Son humour (6/10) est fin, souvent pince-sans-rire, glissé au bon moment. Elle n'a pas besoin d'occuper tout l'espace (besoin d'attention 4/10) : sa présence se remarque sans qu'elle force le trait. Sa stabilité (7/10) rassure son entourage, même si son côté idéaliste — ce fameux 9 numérologique — la pousse parfois à s'enflammer pour des causes ou des rêves plus grands qu'elle. Indépendante (6/10) mais profondément attachée aux siens, Adèle avance avec cette grâce discrète des gens qui n'ont rien à prouver et le prouvent quand même. Une noble, oui, mais de celles qui vous servent un thé et refont le monde jusqu'à minuit.
Portrait ludique, à prendre avec le sourire — notre méthodologie.
Sous le nom Adèle se cache une âme qui ne se contente pas de battre, elle ordonne. Fille de la noblesse germanique, elle n’attend pas qu’on lui offre la cour ; elle exige qu’on la mérite, avec élégance et sans fausse-jeu. En amour, elle séduit par une présence magnétique, cette aura d’« adal » qui fait taire la foule dès qu’elle entre dans la pièce. Elle ne court pas après les passions éphémères ; elle recherche l’essence, un lien qui transcende le physique pour toucher à l’âme.

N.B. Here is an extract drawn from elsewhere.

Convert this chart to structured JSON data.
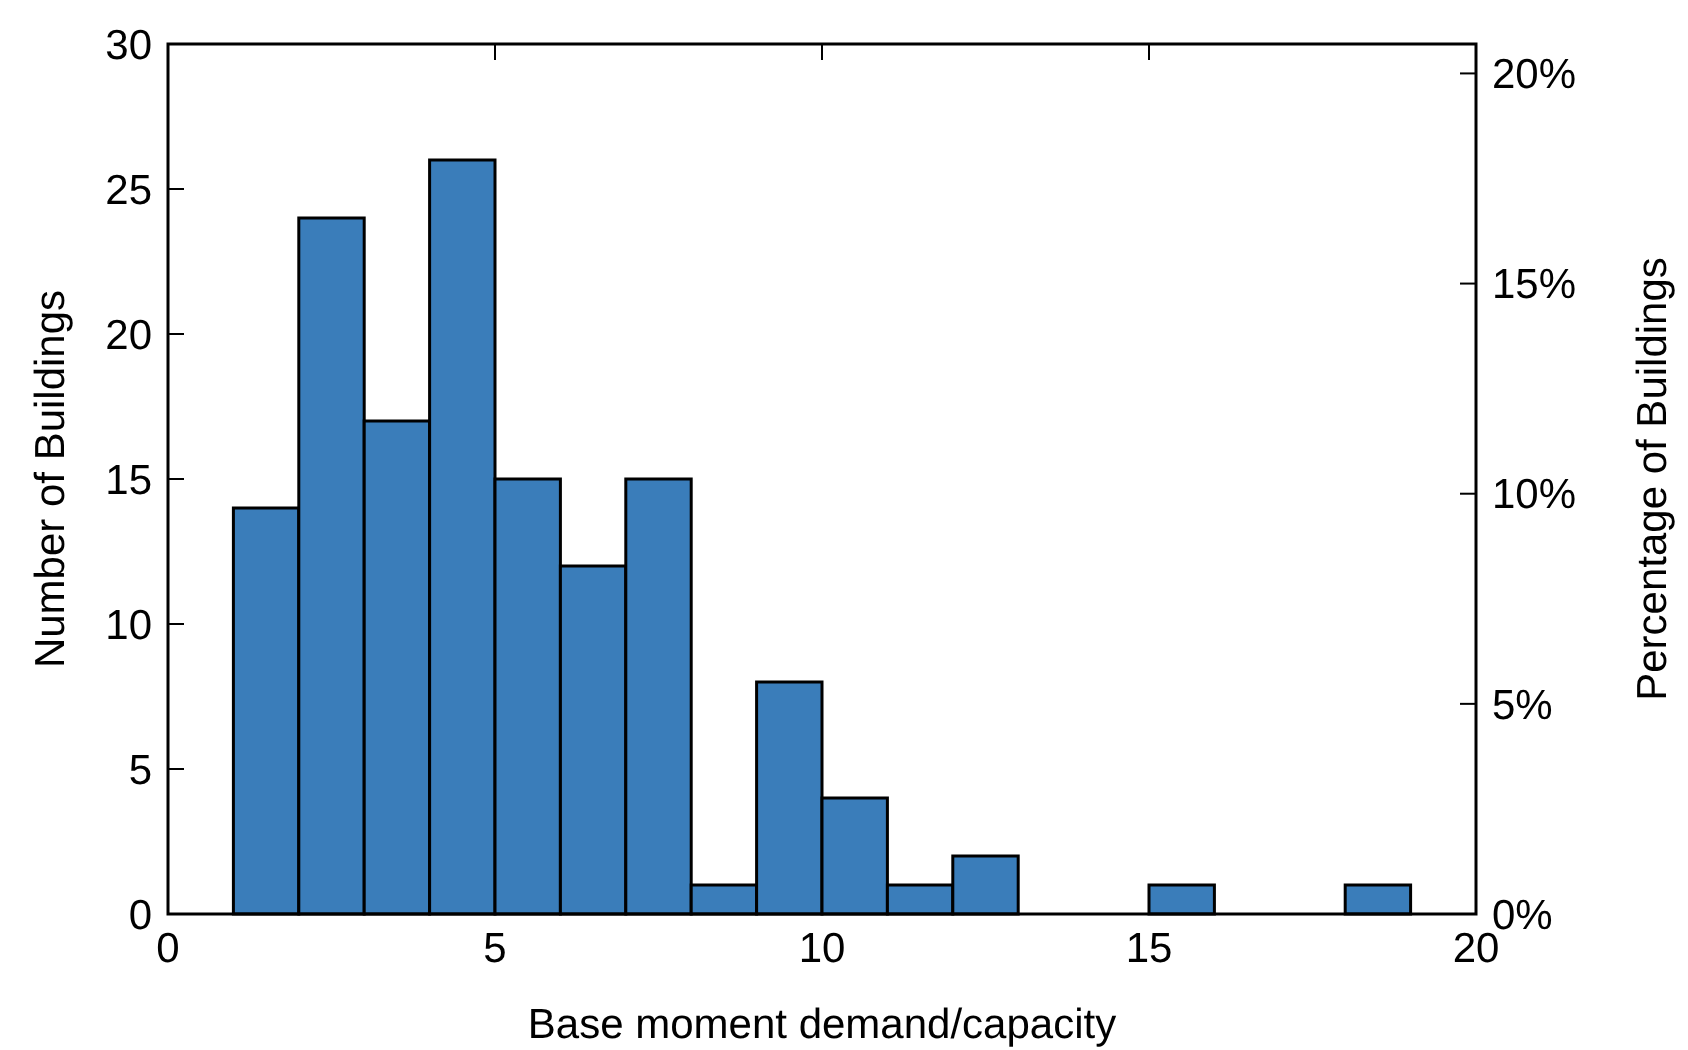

Ses sens sont éveillés, exigeant une connexion intellectuelle aussi forte que la tension charnelle. Elle aime avec intensité, presque trop, mais sa fierté native la protège. Ce qui la lasse ? L’ordinaire, la médiocrité, ces amours sans relief. Elle a besoin d’un partenaire qui soit son égal, voire son rival, capable de relever le défi de sa profondeur. Pour elle, aimer n’est pas un luxe, c’est une quête de pureté et de hauteur. Si vous ne savez pas la respecter, ne cherchez pas à la posséder. Elle vaut son pesant de noblesse.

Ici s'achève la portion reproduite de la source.